Car Parts Manufacturers Seeking Competitive Edge Tough Market Forces Survivors To Start Working Closer Together
Making car parts used to be a tough but pretty straightforward business.
Consultants? Support groups? Who needed them?
Then along came Inaki Lopez, the manic Spaniard who tore up auto parts suppliers’ contracts with General Motors Corp., demanded impossible price cuts and shared their blueprints with competitors.
Ford Motor Co. Chairman Alex Trotman shook the industry again last year, when he told suppliers they had to have factories around the world to keep up with his global auto company, or kiss their Ford business good-bye.
Suddenly everyone needed help and Donna Parolini, an earnest and energetic young consultant from Grand Rapids, Mich., seemed to be asking the right questions.
How does the door handle you make fit into the door panel? Should you be making just the handle, or should you expand into making the entire panel? If you don’t have a factory in Europe or Mexico or Taiwan, why not?
In the past four years, Parolini has created five support groups for small and medium-sized Michigan suppliers trying to keep up with a changing industry. They have annual sales ranging from $35 million to $800 million. Many are family-owned. Most are privately held.
They swap war stories about their dealings with the major automakers. They try to glean design details about future cars and trucks. Mostly they try to make sense of the staggering change whirling around them everyday.
Members of Parolini’s groups tour each other’s plants. They talk strategy. The hot topic now is how to expand globally, especially if you do business with Ford.
Kris Pfaehler, director of sales for Troy, Mich.-based Talon Automotive Group, offers this explanation for his involvement in one of Parolini’s four Detroit-area groups: “For many years suppliers didn’t want to talk to each other. But now the supplier base has shrunk so much that those of us who are still in business must survive by pooling our knowledge and experience,” Pfaehler says. “We’ve got to turn all this rapid change into an advantage.”
Parolini a former saleswoman for DuPont plastics, launched her consulting business while working on a management degree.
Her goal was to help auto suppliers develop long-term business plans and strategies. But she was openly skeptical when Tom Gavin, a vice president with Lacks Industries, suggested she ask a dozen or so companies if they wanted to cooperate in that effort.
Despite some initial misgivings, the program has been a success.
“What we’re trying to do is to have the supply base be an industry unto itself,” Parolini says. “They have control over almost the whole vehicle, but many feel they don’t have control over their own destiny.”
What’s the biggest decision each member must make? Where does my company fit in the new supplier system being created by the auto companies?
Carmakers are slashing the number of suppliers they deal with directly by pushing more design and assembly work onto the biggest suppliers.

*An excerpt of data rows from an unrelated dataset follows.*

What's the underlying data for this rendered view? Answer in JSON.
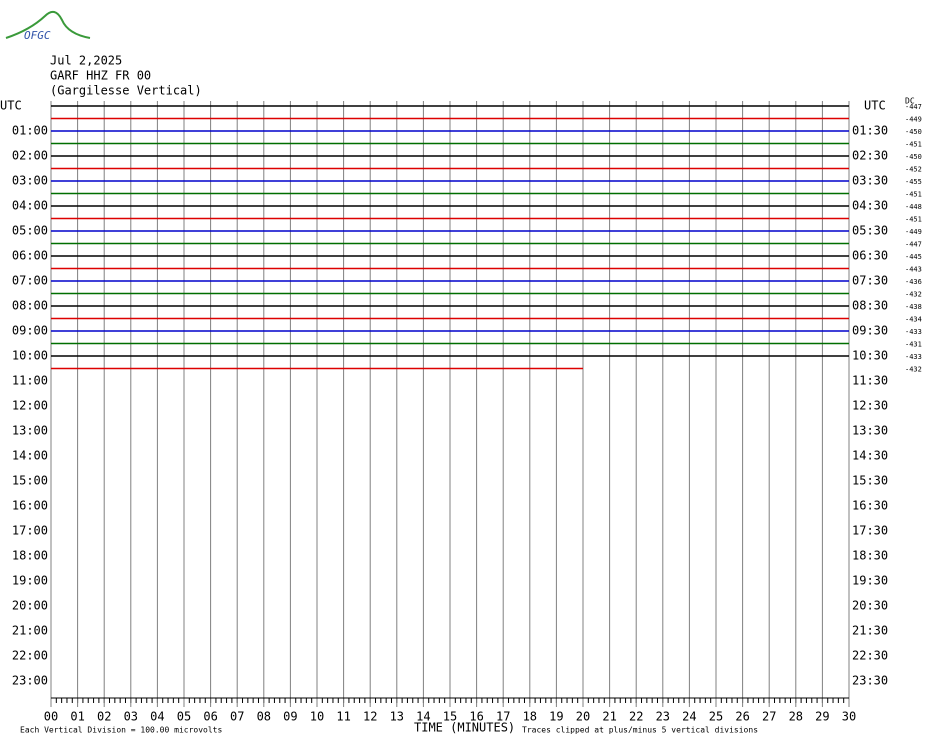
{
  "logo": "OFGC",
  "header": {
    "date": "Jul 2,2025",
    "station": "GARF HHZ FR 00",
    "location": "(Gargilesse Vertical)"
  },
  "chart_data": {
    "type": "helicorder",
    "left_axis_label": "UTC",
    "right_axis_label": "UTC",
    "dc_label": "DC",
    "left_labels": [
      "01:00",
      "02:00",
      "03:00",
      "04:00",
      "05:00",
      "06:00",
      "07:00",
      "08:00",
      "09:00",
      "10:00",
      "11:00",
      "12:00",
      "13:00",
      "14:00",
      "15:00",
      "16:00",
      "17:00",
      "18:00",
      "19:00",
      "20:00",
      "21:00",
      "22:00",
      "23:00"
    ],
    "right_labels": [
      "01:30",
      "02:30",
      "03:30",
      "04:30",
      "05:30",
      "06:30",
      "07:30",
      "08:30",
      "09:30",
      "10:30",
      "11:30",
      "12:30",
      "13:30",
      "14:30",
      "15:30",
      "16:30",
      "17:30",
      "18:30",
      "19:30",
      "20:30",
      "21:30",
      "22:30",
      "23:30"
    ],
    "dc_offsets": [
      -447,
      -449,
      -450,
      -451,
      -450,
      -452,
      -455,
      -451,
      -448,
      -451,
      -449,
      -447,
      -445,
      -443,
      -436,
      -432,
      -438,
      -434,
      -433,
      -431,
      -433,
      -432
    ],
    "trace_colors": [
      "#000000",
      "#dd0000",
      "#0000cc",
      "#006e00"
    ],
    "last_trace_end": 20,
    "xlim": [
      0,
      30
    ],
    "xticks": [
      {
        "value": 0,
        "label": "00"
      },
      {
        "value": 1,
        "label": "01"
      },
      {
        "value": 2,
        "label": "02"
      },
      {
        "value": 3,
        "label": "03"
      },
      {
        "value": 4,
        "label": "04"
      },
      {
        "value": 5,
        "label": "05"
      },
      {
        "value": 6,
        "label": "06"
      },
      {
        "value": 7,
        "label": "07"
      },
      {
        "value": 8,
        "label": "08"
      },
      {
        "value": 9,
        "label": "09"
      },
      10,
      11,
      12,
      13,
      14,
      15,
      16,
      17,
      18,
      19,
      20,
      21,
      22,
      23,
      24,
      25,
      26,
      27,
      28,
      29,
      30
    ],
    "xlabel": "TIME (MINUTES)",
    "footnote_left": "Each Vertical Division =  100.00 microvolts",
    "footnote_right": "Traces clipped at plus/minus 5 vertical divisions"
  }
}
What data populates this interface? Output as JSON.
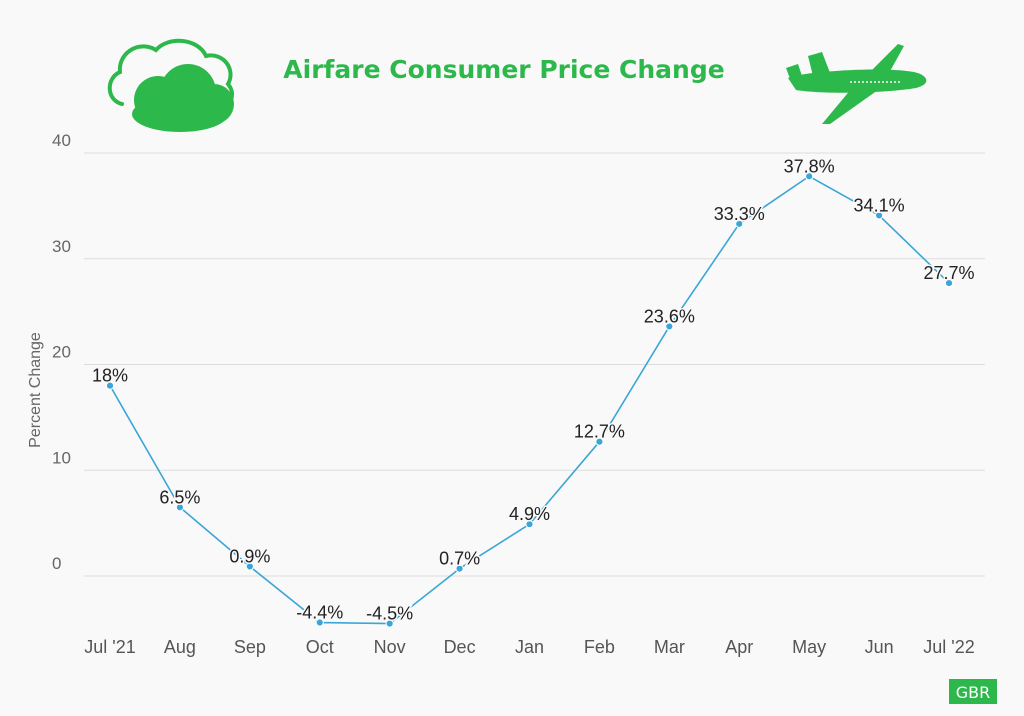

“Companies like TRW or Prince, what we call tier 1 suppliers, will become more like miniautomakers, handling design, development and administration,” Parolini says. “Just below them you’ll have a second tier of manufacturers who are the lowest-cost producers of their specific part.”
Second tier suppliers will work for those big suppliers, not the car companies.
Expanding overseas is another hot topic when the councils meet.
Last month, Parolini spent two weeks in France, trying to interest French companies that make plastic auto parts to team-up with Michigan-based companies.
The effort already has had some success. Mike Doherty, head of strategic planning for Tower Automotive, has hired a former Ford Europe executive to find Tower a European partner.
“The companies that don’t step up to being international will fall by the wayside,” Doherty says. “Being part of this council has made that very clear to us.”